Herbs for Anxiety (and why I love them)

Anxiety

Herbs for anxiety – there are so many different herbs that are effective when used correctly by someone suffering with this condition, but before I talk about the herbs have a read about anxiety itself.

Did you know anxiety and depression are the most common mental health disorders in the UK?

And it’s on the rise.

Anxiety can differ in it’s severity ranging from the nervousness and anxiety you may feel before an exam or interview to full blown panic attacks that can come out of nowhere, plaguing you everywhere you go including when you are safely tucked up in bed.


Feeling Alone
Feeling Alone

Anxiety disorders come in all kinds of disguises; generalised anxiety disorder (GAD), obsessive compulsive disorder (OCD), Panic disorder, Social anxiety, health anxiety and many more.

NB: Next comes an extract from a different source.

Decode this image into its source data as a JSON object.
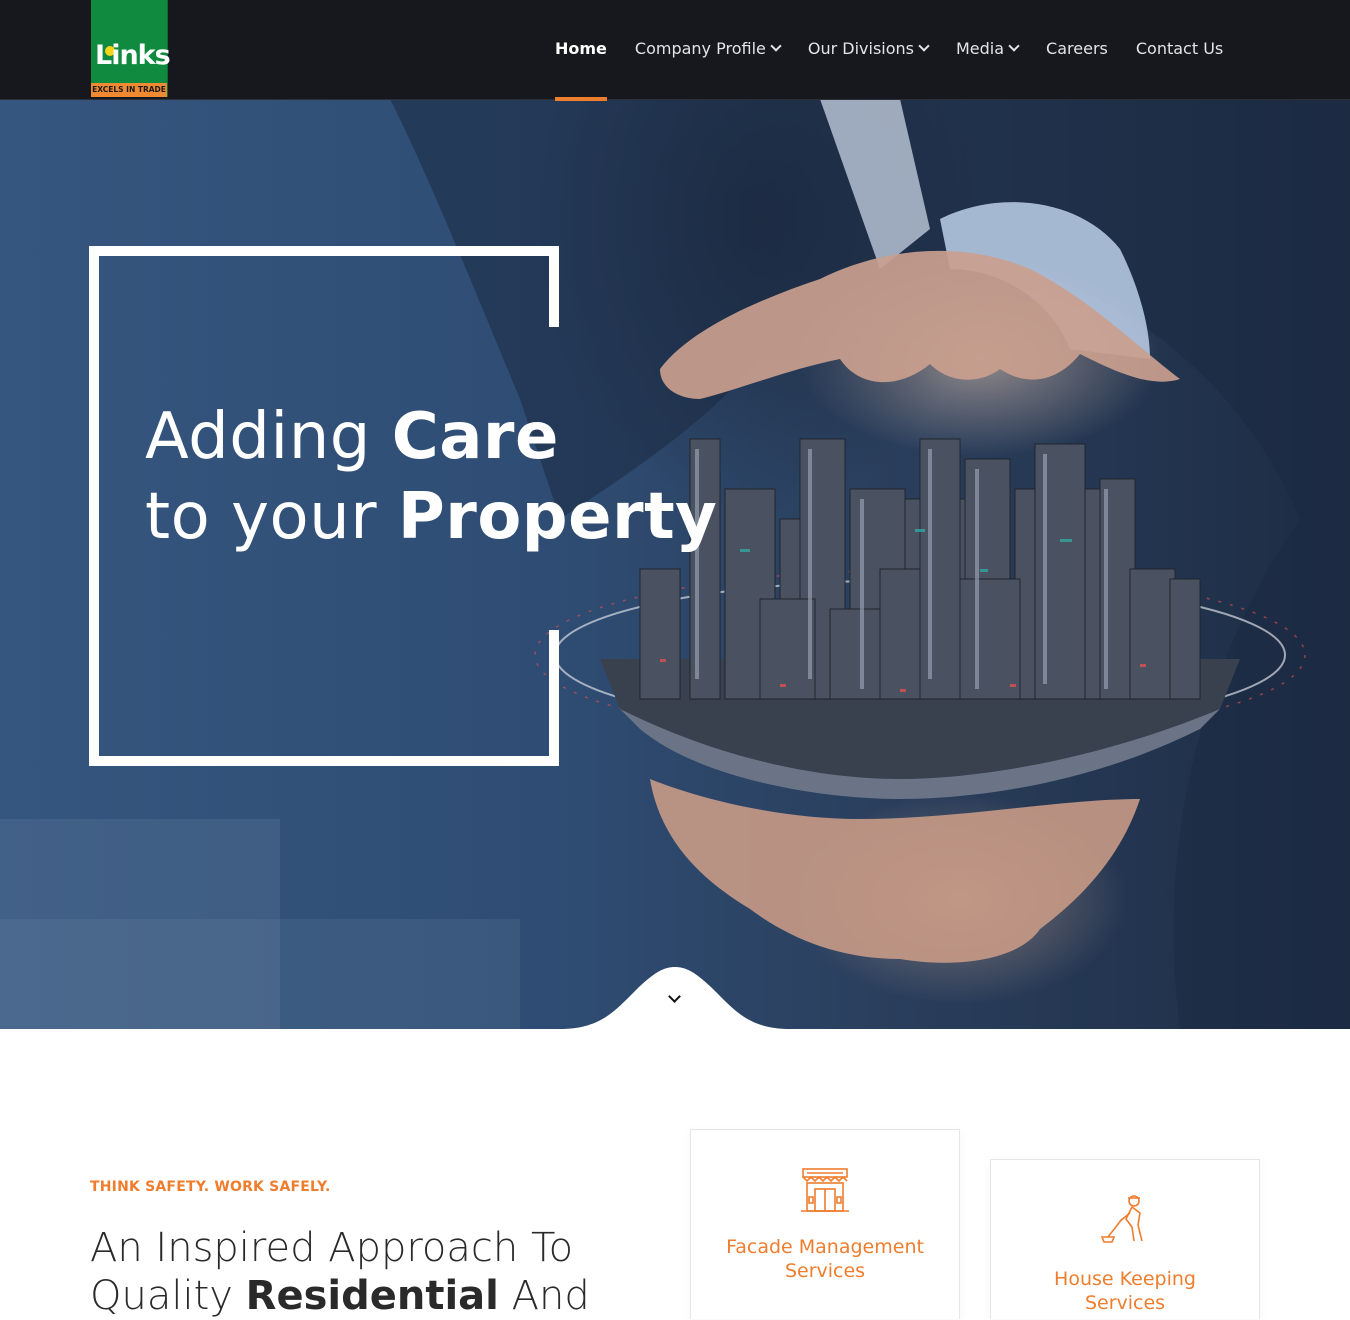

Some of the undesirable symptoms inflicted upon those of us who suffer with anxiety can include breathlessness, heart palpatations, dry mouth, panic attacks, dizziness, poor digestion and acid reflux, headaches and I’m sure you can think of several more.

The good news is there are many herbs which can help with these symptoms and if you are having problems with how antidepressants are making you feel (they are fantastic for some people but not everyone gets on with them) you may want to turn to herbal medicine. I will talk about herbs for anxiety in more detail below, but first I want to mention other actions you can take to deal with the symptoms of anxiety.

Step 1: Why? Try to work out what could be causing the anxiety and try to rectify these – this is not always possible due to life commitments but if possible see what you can do to address causes. Common causes can be vitamin deficiency, family illness, money worries, unemployment, chronic stress and childhood adversity. Sometimes we don’t know what is causing the anxiety in which case move to step 2.

Step 2: Diet.. Putting it simply, eating junk can make you feel like junk. So, if you find yourself eating convenience foods on a regular basis and there’s not a whole lot of fruit and veg going on then adjusting your diet can make a big difference – I promise you!

3 Top Tips

  • Replace white refined carbohydrates with their wholegrain equivalent
  • Increase fruit and vegetable intake e.g. if you don’t eat fruit on a regular basis strive to eat one piece of fruit a day. Another manageable change in your diet would be to include one green vegetable a day such as cabbage, broccoli, rocket
  • Reduce caffeine intake to 1 or 2 tea or coffee per day

Step 3: Exercise.. It reduces the stress hormones adrenaline and cortisol and triggers the release of endorphins which make us feel good. Running, walking, swimming, cycling, yoga….anything you like.

The herbs

Herbs for anxiety

There are many herbs to help with anxiety and choosing the right ones depend on the person, their symptoms and coexisting complaints and any other medications they may be taking. I have found a particular herb may help one person with anxiety but not the next so it’s worth trying different single herbs and different combinations of herbs. Below I have listed three herbs and a brief bit about them.

Valerian

Valerian

Valerian (Valeriana officinalis) : The root of this plant has been used for thousands of years for the management/relief of anxiety and its relaxant properties have long been supported by scientific research . As recently as January 2019 its neurophysiological effects were highlighted in a clinical trial conducted with volunteers suffering psychological stress. Valerian is thought to increase GABA (gamma-aminobutyric acid) and serotonin in the brain allowing the mind to calm and improving mood.

If anxiety is keeping you awake at night, Valerian will help quieten your racing mind (and heart) and sleep you will, without waking up with the dreaded groggy head.


Lemon Balm


Lemon Balm

Melissa officinalis : Calming and uplifting, eases palpitations and gastrointestinal complaints related to anxiety.

Easy to grow and picked fresh, the leaves make a lovely cup of tea.

 
"It causeth the Mind and Heart to becom merry, and reviveth the Heart fainting to 
foundlings, especially of such who are overtaken in their sleep, and driveth away al
troublesome cares  and thought…"

―  Serapio

Chamomile

Chamomile

Chamomile (Matricaria recutita) : Particularly good for tension in children. Relaxes smooth muscle, and binds to benzodiazepine receptors in vitro.   Relieves gut spasms, tension headaches and promotes relaxation.

As strange as it sounds, a soak in a chamomile tea bath will help to relieve stress but be sure to carry out a 24 hour patch test on the skin first in case of allergies.


The relaxing/sedating herbs can be depleting when used long term so they are always best combined with more tonifying/nutritive herbs.

It’s always best to consult a herbalist before using herbal medicines.